There are about seven species or sub-species of bird which are endemic to Christmas Island, along with a long list of other regular visitors and vagrants. The Abbott’s Booby is critically endangered and nests only on this isolated land-fall in the centre of a huge expanse of ocean.
The mining of superphosphate over recent decades has caused the destruction of the forests, which the Abbott’s depend upon as their nesting sites and there is now a concerted program underway to restore the ecosystem now that the mining is being scaled down. Over 65 per cent of the island is now national park.
Another outstanding feature of Christmas Island is the array of amazing land crabs.
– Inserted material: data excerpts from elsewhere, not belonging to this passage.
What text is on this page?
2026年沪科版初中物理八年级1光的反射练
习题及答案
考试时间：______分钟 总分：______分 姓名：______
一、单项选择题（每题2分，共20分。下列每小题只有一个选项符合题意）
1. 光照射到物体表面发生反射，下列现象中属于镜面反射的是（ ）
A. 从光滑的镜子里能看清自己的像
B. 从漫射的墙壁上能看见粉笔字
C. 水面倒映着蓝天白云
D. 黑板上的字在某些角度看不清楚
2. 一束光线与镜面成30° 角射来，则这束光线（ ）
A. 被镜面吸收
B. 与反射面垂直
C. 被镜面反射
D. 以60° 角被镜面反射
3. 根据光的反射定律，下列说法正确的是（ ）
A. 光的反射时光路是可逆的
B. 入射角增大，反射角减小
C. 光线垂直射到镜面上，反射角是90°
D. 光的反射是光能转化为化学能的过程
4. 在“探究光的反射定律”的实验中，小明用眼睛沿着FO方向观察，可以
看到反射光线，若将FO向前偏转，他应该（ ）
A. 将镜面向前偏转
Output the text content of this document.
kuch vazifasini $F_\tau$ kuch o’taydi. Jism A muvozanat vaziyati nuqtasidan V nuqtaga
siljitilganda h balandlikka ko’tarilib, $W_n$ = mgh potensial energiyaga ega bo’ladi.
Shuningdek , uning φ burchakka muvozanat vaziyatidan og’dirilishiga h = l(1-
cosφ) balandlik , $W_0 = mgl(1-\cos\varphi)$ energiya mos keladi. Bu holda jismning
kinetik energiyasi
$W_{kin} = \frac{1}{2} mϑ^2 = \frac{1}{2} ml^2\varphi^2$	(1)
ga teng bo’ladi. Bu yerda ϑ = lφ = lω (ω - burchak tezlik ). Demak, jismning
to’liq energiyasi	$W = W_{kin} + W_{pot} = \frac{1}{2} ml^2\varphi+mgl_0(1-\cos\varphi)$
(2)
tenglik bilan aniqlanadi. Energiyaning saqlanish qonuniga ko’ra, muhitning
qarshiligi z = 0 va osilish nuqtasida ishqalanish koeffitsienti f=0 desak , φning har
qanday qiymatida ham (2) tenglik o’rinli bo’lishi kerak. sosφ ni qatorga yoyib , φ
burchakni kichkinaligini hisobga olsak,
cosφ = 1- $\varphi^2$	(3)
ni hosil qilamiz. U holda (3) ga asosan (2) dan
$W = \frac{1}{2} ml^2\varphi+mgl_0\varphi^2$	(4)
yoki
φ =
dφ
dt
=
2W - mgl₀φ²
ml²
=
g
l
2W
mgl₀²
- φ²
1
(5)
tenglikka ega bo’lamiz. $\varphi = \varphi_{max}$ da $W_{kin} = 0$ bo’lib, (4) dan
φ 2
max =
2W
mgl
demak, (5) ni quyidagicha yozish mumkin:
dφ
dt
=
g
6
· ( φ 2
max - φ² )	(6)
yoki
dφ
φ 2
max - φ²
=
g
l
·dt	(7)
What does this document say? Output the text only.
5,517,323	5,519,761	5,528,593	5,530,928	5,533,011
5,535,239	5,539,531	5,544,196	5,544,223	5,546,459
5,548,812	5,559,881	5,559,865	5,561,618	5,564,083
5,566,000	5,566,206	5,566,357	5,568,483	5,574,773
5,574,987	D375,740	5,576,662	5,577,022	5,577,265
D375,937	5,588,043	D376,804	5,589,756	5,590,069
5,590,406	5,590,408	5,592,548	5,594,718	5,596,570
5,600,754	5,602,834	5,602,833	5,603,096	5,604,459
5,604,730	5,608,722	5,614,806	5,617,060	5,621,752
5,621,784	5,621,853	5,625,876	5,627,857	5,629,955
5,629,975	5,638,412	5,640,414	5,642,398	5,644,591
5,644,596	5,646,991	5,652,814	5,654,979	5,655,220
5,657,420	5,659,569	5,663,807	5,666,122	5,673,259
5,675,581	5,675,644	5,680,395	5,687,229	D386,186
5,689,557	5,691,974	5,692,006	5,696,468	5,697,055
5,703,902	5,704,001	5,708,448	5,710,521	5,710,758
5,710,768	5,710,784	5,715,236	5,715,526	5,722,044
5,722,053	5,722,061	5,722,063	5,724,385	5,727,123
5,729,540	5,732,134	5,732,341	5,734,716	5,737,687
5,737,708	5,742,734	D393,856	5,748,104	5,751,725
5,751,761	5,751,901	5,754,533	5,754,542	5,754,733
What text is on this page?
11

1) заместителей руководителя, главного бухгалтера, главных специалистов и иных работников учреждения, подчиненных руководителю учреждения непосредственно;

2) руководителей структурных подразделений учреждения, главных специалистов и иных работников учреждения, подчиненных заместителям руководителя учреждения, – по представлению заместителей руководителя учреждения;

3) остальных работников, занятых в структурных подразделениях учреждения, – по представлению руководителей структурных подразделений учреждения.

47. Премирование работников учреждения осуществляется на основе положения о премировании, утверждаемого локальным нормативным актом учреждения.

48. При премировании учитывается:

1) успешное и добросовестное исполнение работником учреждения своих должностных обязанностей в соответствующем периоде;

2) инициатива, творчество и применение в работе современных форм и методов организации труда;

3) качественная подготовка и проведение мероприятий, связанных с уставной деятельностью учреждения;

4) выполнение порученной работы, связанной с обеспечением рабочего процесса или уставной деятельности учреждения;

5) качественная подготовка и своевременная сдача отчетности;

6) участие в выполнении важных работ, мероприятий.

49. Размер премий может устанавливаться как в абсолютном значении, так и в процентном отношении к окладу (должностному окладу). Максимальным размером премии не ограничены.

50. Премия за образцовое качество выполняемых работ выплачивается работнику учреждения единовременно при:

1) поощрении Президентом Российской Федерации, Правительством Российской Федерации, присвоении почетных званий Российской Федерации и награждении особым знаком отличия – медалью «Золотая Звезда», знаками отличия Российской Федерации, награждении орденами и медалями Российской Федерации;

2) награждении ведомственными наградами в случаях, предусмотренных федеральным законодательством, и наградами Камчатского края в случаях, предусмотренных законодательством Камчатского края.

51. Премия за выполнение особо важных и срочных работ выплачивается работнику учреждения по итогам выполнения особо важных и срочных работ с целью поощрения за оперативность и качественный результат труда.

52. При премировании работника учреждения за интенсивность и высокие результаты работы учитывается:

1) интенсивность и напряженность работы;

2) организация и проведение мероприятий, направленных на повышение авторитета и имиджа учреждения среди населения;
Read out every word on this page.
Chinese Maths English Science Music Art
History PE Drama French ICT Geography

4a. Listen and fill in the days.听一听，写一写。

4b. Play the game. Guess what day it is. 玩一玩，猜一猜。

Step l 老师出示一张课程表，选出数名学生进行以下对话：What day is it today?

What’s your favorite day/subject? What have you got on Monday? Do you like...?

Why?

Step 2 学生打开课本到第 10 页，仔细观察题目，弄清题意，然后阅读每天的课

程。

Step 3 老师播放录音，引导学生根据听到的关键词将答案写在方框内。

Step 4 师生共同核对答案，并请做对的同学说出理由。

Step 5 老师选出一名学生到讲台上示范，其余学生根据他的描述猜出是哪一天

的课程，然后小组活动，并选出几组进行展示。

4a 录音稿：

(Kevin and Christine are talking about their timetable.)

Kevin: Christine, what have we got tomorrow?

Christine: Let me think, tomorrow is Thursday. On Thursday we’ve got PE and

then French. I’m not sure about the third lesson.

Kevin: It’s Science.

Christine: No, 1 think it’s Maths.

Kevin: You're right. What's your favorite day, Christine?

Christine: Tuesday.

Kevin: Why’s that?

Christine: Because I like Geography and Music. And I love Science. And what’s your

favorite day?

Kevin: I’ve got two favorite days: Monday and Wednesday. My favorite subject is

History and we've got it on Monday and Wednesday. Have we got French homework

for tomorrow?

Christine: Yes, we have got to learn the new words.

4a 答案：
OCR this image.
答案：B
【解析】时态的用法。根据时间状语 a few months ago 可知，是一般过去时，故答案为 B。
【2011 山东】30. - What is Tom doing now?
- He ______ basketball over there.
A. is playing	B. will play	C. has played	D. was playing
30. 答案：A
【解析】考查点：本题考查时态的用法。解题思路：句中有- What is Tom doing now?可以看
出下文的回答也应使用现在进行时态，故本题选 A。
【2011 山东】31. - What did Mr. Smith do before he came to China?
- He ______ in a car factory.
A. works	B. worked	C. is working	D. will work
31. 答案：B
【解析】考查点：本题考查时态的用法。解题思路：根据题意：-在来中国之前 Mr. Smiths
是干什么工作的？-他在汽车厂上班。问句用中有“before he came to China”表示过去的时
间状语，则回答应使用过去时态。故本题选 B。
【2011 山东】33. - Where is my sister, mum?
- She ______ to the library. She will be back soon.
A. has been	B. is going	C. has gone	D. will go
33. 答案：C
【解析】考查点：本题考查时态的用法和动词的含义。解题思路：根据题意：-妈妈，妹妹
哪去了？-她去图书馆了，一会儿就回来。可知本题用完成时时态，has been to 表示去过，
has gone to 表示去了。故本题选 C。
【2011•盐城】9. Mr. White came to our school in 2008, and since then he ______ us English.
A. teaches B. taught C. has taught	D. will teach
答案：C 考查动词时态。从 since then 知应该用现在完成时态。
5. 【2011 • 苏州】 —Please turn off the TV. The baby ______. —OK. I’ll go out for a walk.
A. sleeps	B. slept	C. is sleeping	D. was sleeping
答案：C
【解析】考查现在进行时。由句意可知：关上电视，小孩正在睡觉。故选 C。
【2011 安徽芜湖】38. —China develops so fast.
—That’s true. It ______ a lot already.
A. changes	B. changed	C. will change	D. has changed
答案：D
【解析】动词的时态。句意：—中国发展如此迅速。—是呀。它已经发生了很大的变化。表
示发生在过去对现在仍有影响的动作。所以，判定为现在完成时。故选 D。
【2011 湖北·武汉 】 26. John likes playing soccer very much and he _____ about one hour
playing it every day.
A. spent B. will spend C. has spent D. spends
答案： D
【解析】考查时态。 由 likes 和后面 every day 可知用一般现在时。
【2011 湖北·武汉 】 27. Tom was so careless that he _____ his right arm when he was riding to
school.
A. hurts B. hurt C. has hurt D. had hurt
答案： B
Bird Week is not held during the time of the great crab migration, when literally millions of red crabs migrate across the island after visiting the ocean to spawn: the crabs are motivated to move by the arrival of the wet season, which would not be conducive to bird-watching.
But after a short sharp tropical downpour one afternoon during our stay, thousands of the red crabs emerged from their burrows under the leaf litter and began to move around, giving a taste of just how amazing the main event would be.
Robber crabs are enormous creatures, measuring around 40cms in length. They are well named, as they prowl around picnickers, grabbing anything that looks at all edible.
Christmas Island is an ideal holiday destination for anyone who seeks a quiet time filled with enjoyment of what nature has to offer. Don’t look for night life or fabulous surf. Just be prepared to be overwhelmed by the natural beauty and richness of a special piece of Australia’s remote territory.